Matsumoto, Hiroshi; Shiotani, Akiko; Graham, David Y.
Adv Exp Med Biol; 2019 Apr 24.
Artigo em Inglês | MEDLINE | ID: mdl-31016626
Helicobacter pylori is one of the most common human pathogens and it has been estimated that about 50% of the world's population is currently infected. The present consensus is that, unless there are compelling reasons, all H. pylori infections should be cured. Since the 1990s, different national and international guidelines for the management of H. pylori-related diseases have been published and periodically updated regarding indications for treatment, diagnostic procedures, and preferred treatment regimens. Most guidelines provide sophisticated meta-analyses examining the outcome of different regimens done in regions with variable, often high rates of resistance to antibiotics, for which the prevalence and effects of resistance was often ignored. Although successful antimicrobial therapy must be susceptibility-based, increasing antimicrobial resistance and general unavailability of susceptibility testing have required clinicians to generally rely on empiric regimens.
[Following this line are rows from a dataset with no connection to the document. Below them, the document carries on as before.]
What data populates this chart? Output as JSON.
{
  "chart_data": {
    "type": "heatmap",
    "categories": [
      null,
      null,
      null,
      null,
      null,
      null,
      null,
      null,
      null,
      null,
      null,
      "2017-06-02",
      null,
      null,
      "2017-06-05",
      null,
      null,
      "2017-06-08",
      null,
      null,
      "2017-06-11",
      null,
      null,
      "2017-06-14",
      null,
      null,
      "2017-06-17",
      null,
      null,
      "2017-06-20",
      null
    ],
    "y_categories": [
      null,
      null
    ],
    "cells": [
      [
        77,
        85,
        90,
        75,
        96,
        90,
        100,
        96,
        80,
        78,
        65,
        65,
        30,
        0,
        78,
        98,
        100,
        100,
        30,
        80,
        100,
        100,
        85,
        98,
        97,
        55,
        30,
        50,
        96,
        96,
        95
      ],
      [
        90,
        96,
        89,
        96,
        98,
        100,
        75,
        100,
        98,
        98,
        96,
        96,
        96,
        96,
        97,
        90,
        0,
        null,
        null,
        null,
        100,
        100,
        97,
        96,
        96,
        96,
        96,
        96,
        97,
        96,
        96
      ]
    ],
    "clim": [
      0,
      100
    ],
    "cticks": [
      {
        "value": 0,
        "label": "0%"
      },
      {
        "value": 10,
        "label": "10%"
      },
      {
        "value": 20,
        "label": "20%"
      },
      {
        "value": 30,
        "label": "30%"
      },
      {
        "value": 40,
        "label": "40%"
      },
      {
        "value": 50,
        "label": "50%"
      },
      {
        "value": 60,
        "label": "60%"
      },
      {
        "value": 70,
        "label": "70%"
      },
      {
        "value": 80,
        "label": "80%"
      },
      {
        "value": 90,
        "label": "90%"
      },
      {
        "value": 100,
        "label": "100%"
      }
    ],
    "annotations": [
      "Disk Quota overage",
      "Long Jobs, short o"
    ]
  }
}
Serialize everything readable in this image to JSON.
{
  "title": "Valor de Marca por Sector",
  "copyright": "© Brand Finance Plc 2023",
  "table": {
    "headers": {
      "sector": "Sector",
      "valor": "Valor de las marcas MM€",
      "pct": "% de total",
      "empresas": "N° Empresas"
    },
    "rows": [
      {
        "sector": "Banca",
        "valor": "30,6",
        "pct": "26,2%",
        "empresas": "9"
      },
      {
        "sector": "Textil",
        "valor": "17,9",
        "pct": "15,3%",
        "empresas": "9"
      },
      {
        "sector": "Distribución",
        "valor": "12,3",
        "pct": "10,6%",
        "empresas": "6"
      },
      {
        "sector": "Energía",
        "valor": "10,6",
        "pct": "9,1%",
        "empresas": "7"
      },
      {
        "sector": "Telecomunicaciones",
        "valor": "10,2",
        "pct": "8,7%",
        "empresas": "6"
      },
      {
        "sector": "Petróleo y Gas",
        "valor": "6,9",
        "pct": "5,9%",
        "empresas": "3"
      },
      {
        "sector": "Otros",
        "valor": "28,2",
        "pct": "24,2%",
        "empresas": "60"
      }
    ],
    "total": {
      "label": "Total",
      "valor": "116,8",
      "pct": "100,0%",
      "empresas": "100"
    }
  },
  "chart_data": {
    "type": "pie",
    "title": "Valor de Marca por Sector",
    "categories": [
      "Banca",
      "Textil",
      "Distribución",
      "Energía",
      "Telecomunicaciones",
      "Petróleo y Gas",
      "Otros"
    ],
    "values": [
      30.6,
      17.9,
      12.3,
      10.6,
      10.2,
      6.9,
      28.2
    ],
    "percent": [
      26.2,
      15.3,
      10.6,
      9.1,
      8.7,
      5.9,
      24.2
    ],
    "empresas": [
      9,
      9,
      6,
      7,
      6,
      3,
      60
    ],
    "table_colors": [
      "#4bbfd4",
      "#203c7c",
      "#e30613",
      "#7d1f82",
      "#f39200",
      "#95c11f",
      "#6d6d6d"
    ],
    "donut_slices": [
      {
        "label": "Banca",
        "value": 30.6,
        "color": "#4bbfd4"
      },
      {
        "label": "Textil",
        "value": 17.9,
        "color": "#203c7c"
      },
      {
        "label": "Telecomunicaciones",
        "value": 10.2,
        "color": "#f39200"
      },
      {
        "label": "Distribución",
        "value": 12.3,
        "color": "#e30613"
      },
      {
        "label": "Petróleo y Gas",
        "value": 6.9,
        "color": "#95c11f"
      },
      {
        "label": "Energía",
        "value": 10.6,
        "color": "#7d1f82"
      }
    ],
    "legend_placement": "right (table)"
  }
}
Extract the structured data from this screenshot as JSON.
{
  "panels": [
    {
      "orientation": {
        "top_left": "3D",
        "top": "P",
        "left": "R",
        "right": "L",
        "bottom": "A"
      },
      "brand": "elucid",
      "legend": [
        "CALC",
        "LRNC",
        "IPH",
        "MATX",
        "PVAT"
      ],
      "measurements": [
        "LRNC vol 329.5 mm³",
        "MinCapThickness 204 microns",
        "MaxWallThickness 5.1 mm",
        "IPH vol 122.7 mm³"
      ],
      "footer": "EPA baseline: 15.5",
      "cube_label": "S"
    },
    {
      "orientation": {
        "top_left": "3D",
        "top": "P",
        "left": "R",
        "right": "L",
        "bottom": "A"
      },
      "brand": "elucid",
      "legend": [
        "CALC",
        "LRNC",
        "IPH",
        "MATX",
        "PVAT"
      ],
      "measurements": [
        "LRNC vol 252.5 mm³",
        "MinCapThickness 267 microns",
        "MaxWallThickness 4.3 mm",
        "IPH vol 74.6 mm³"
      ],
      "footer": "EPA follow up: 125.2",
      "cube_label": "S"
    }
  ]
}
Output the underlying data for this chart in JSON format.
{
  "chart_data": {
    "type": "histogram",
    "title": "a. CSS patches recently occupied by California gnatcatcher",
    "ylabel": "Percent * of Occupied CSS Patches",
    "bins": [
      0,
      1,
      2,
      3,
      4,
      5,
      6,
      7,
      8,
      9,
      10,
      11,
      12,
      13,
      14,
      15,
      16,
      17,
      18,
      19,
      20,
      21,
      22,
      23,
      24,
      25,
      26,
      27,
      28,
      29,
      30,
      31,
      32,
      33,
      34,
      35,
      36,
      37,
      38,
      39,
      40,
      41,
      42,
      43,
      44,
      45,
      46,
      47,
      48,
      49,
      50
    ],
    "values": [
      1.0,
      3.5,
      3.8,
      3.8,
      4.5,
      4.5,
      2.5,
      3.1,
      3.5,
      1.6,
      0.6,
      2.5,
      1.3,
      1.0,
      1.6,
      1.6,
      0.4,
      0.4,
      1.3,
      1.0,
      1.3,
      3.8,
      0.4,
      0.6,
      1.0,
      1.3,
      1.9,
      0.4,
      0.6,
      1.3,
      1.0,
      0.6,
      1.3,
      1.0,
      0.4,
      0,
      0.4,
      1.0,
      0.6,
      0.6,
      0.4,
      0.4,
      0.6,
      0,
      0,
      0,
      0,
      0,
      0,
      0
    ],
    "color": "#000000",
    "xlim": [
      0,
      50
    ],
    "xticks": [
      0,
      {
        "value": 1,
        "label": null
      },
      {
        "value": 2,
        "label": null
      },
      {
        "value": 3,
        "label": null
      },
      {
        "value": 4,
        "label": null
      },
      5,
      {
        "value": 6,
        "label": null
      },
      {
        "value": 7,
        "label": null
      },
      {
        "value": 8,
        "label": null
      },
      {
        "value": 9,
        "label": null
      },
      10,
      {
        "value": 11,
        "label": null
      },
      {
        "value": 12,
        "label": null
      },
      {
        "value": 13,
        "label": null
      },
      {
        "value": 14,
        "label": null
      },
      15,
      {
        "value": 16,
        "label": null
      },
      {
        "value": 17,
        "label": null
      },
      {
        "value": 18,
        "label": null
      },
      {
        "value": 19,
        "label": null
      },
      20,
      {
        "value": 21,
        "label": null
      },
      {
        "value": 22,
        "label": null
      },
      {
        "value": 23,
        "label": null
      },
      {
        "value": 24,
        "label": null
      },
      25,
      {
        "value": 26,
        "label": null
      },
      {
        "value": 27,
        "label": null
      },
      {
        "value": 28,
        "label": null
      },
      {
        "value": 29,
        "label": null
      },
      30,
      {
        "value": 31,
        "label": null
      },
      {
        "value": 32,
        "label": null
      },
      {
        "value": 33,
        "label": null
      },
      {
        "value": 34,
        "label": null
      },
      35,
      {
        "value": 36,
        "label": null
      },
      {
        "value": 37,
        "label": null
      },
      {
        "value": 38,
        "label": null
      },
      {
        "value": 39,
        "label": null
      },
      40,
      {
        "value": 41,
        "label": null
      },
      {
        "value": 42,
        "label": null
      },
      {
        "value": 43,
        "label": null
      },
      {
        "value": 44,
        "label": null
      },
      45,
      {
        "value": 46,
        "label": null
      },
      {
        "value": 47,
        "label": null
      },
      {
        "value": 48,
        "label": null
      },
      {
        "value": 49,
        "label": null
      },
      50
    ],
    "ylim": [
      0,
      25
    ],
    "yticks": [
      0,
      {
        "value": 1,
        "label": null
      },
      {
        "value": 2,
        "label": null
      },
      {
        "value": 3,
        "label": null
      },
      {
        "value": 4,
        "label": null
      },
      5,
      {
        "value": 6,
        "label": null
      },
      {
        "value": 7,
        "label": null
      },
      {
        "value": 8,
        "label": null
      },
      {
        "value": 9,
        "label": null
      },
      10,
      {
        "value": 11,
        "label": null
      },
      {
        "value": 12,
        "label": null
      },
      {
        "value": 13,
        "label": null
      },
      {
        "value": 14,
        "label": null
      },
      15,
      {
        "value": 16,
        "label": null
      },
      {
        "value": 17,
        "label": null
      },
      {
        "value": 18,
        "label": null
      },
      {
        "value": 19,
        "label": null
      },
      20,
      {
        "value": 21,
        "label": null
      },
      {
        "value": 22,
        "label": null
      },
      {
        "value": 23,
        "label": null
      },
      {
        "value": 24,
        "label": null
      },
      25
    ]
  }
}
Antibiotics resistance of H. pylori has reached alarming high levels worldwide, which has an effect to efficacy of treatment. The recommendations should provide regimes for multi-resistant infections or for those where susceptibility testing is unavailable or refused. The first rule is to use only proven locally effective therapies. Because of patient intolerances, drug allergies, and local experiences, the clinicians should have at least two options for first-line therapy. As with any antimicrobial therapy, a thorough review of prior antibiotic use is invaluable to identify the presence of probably resistance. The second key is patient education regarding potential and expected side-effects and the importance of completing the course of antibiotics. We also review here triple therapies, sequential-concomitant, hybrid therapies, bismuth therapies, dual therapy, vonoprazan, modern antibiotic treatments, probiotics and vaccination.